Préface pour le livre de Fernand Pelloutier
« Pelloutier a eu le très grand mérite de comprendre
qu’il était possible de constituer la Fédération des Bourses sur un plan tout
différent, de réaliser un type d’organisation vraiment neuf et de rompre avec
les imitations de la tradition bourgeoise. Il avait été peut-être conduit à la
pratique qu’il a fait adopter, en partie par des préoccupations anarchistes,
mais bien plutôt encore par le sens remarquable qu’il avait des conditions de
la lutte de classe. Au lieu de chercher à constituer une nouvelle autorité, il
voulait réduire le comité fédéral à nêtre qu’un bureau administratif, qui servirait
à mettre les Bourses en relation entre elles, pour que chacune d’elles pût
profiter des idées émises et des expériences tentées ailleurs. il ne sera pas
facile de continuer cette œuvre dans le même esprit, parce que cette
administration est fort contraire à tout ce que nous sommes habitués à voir
faire autour de nous ; il faudra que le Comité fédéral reste fortement empreint
de sentiments révolutionnaires [(Dans sa Lettre aux anarchistes, du 12 décembre
1899, Pelloutier écrivait : « Nous sommes des révoltés de toutes les heures,
des hommes vraiment sans dieu, sans maître, sans patrie, les ennemis
irréconciliables de tout despotisme, moral ou matériel, individuel ou
collectif, c’est-à-dire des lois et des dictatures (y compris celle du
prolétariat) et les amants passionnés de la culture de soi-même. » (Le congrès
général du parti socialiste français, p. VII).]] pour que cela puisse durer. »

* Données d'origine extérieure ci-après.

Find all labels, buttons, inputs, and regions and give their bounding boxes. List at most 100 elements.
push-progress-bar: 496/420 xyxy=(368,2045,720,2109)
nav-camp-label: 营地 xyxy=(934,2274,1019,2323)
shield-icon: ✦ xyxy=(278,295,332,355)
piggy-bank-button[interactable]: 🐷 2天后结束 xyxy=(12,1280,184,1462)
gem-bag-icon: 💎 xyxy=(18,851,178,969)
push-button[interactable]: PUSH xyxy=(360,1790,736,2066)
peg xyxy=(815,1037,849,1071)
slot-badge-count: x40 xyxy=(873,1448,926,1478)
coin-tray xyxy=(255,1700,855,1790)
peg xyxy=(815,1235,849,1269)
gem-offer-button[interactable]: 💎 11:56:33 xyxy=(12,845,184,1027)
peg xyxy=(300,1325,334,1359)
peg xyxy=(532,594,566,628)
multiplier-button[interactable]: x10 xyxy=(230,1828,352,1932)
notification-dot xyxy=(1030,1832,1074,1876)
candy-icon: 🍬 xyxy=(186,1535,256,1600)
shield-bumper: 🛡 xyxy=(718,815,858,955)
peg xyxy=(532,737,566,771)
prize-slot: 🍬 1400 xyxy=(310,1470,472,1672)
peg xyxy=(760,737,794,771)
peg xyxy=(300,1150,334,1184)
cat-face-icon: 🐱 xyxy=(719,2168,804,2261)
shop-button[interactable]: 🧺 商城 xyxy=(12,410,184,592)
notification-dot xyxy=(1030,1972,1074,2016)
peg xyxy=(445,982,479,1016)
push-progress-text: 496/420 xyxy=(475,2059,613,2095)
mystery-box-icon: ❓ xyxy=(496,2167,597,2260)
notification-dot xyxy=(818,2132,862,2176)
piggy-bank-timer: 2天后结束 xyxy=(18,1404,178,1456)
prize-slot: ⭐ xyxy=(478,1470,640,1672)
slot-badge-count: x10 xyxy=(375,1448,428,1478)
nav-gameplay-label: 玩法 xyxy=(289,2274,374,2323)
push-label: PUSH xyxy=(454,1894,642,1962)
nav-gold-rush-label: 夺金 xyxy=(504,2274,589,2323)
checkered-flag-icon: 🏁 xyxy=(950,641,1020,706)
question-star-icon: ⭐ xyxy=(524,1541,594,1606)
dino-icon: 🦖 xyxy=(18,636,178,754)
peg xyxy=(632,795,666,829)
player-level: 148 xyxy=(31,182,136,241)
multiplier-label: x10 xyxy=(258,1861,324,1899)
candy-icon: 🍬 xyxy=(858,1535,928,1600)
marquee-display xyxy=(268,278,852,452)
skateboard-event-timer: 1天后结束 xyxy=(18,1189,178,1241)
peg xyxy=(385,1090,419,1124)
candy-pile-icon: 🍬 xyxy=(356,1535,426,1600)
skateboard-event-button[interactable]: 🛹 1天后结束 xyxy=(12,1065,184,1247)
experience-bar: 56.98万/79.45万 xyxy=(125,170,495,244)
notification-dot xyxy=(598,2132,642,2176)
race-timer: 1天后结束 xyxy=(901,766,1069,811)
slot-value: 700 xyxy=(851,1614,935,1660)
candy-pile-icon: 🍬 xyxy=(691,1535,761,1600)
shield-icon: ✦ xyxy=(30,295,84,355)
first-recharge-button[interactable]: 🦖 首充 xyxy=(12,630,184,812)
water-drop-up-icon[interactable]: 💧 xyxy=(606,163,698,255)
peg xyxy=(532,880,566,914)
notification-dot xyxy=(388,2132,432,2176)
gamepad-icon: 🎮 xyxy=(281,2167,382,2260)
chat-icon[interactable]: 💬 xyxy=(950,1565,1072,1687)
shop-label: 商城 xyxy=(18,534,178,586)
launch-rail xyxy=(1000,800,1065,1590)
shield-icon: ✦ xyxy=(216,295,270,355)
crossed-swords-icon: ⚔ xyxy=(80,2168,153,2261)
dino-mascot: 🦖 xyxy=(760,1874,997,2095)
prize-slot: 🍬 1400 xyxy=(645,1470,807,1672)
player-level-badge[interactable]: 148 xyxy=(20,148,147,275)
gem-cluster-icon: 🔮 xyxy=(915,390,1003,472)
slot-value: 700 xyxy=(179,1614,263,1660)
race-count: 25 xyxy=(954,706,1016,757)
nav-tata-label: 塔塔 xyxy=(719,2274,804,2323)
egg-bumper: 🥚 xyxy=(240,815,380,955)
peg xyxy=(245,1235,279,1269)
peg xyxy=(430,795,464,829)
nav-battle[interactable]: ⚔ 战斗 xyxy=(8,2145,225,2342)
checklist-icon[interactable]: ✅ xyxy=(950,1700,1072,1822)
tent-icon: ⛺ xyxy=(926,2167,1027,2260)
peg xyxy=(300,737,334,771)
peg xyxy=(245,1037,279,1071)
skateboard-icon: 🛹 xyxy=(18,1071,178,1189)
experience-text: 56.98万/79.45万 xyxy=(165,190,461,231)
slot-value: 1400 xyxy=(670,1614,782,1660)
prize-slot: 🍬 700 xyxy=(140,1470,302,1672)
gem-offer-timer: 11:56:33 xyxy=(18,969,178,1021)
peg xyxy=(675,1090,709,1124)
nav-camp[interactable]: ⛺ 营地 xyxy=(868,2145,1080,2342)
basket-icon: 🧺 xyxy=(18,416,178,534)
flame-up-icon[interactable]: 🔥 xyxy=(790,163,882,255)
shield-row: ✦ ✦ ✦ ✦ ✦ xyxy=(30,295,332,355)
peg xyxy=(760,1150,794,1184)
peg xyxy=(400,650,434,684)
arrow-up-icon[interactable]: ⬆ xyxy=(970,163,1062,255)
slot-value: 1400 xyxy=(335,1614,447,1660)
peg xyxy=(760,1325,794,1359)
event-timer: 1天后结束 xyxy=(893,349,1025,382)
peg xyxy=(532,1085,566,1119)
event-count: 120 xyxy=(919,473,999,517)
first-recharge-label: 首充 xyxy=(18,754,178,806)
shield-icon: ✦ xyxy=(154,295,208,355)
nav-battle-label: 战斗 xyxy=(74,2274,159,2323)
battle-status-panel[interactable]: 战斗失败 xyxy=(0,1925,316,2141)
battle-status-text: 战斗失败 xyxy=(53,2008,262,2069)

« L’organisation des Bourses du travail a pour base
première l’existence des relations qui découlent entre les travailleurs,
appartenant à diverses professions, de la vie dans un même lieu ; on n’attache
pas toujours assez d’importance aux liens locaux ; sans doute parce qu’ils sont
trop faciles à constater, les savants les laissent de côté. dans le plus grand
nombre de cas, les ouvriers d’une même ville ont plus d’intérêts communs que
les ouvriers d’une même profession habitant des villes éloignées. Sans doute,
les mécaniciens des chemins de fer n’ont pas de profondes attaches locales,
parce que les administrations dont ils dépendent sont centralisées à Paris, et
qu’ils peuvent être appelés à faire leur service sur des points très divers
d’un même réseau ; mais c’est là une situation exceptionnelle. Les ouvriers
d’une même ville provinciale ont beaucoup de parents et d’amis communs, ils ont
été à l’école ensemble ; leur manière de vivre et leurs conditions générales
d’existence sont très semblables ; ils sont mélangés dans de nombreuses
associations (de coopération, de secours mutuels, d’enseignement ou
d’amusement) ; ils forment un peuple ayant une véritable unité ; on peut dire
que, dans toute localité où le socialisme a pris de l’extension, il existe une
commune ouvrière en voie d’organisation. »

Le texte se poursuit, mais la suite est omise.